Material and Methods: Our work retrospectively evaluates the results of patients after implantation of an artificial intraocular lens for cataract from May 2017 to March 2019. The study evaluated a total of 80 implanted lenses in 47 patients operated on by two surgeons. Of the 47 patients, 28 were women. The mean age in the group at the time of surgery was 63.7 years, ranging from 34–79 years. Patients could choose FLACS (n = 45) surgery or standard phacoemulsification procedure (n = 35).
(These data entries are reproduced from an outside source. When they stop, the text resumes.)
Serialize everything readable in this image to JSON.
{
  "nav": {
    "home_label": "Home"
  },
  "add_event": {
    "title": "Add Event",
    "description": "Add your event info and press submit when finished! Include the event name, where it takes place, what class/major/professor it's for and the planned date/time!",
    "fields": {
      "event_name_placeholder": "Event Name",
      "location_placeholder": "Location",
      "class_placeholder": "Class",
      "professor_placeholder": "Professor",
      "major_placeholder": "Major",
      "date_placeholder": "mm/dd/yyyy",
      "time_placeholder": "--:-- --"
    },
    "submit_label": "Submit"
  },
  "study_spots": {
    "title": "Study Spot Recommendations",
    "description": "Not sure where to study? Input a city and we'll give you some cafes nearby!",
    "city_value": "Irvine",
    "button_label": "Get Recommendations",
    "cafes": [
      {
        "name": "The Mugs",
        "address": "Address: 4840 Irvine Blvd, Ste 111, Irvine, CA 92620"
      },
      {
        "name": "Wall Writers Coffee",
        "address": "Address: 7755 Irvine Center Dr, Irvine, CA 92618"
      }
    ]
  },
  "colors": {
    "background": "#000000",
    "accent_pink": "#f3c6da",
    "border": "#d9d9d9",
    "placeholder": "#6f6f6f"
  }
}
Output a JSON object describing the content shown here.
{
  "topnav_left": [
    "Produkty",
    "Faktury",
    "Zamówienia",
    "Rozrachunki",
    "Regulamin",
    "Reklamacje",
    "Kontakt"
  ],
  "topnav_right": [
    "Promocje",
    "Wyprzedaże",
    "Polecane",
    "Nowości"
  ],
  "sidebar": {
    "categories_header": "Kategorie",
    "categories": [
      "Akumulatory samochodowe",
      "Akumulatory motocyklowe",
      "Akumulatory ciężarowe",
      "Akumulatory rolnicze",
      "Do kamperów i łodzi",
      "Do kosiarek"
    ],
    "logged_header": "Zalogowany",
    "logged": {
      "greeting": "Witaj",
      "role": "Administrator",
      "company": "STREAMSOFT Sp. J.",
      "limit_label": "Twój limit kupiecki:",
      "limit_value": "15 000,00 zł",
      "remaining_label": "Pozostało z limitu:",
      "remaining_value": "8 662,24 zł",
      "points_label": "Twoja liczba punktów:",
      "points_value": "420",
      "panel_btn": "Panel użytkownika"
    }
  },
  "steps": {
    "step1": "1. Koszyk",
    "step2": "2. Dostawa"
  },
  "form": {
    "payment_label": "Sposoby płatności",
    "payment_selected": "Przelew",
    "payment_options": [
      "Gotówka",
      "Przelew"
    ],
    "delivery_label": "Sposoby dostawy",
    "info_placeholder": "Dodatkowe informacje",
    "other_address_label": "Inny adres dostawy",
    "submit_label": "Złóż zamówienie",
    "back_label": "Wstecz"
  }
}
Results: Upon a comparison of the group regarding uncorrected distal visual acuity (UCDVA) up to 12 months after surgery, the group FAKO CATARACTS recorded 0.85 ±0.18 vs. 0.93 ±0.12 in the FEMTO CATARACTS group (p = 0.021), comparably uncorrected near visual acuity (UCNVA) was 0.77 ±0.18 vs. 0.84 ±0.17 (p = 0.034) respectively. A difference in the use of phacoemulsification energy (OZIL) was measured in patients with phacoemulsification 3.5 ±3.1 and in the use of femtosecond laser 2.2 ±3.1, (p = 0.005). In all cases, an AT LISA 839 trifocal lens (Carl Zeiss Meditec, Germany) was implanted.
Conclusion: The femtosecond platform assists the surgeon in cataract surgery with capsulorhexis and pre-fragmentation of the lens nucleus, which can be advantageous especially for complicated cataracts. We recorded significantly higher uncorrected distance and near visual acuity in the FLACS group, and also a significantly lower value of the phacoemulsification energy used.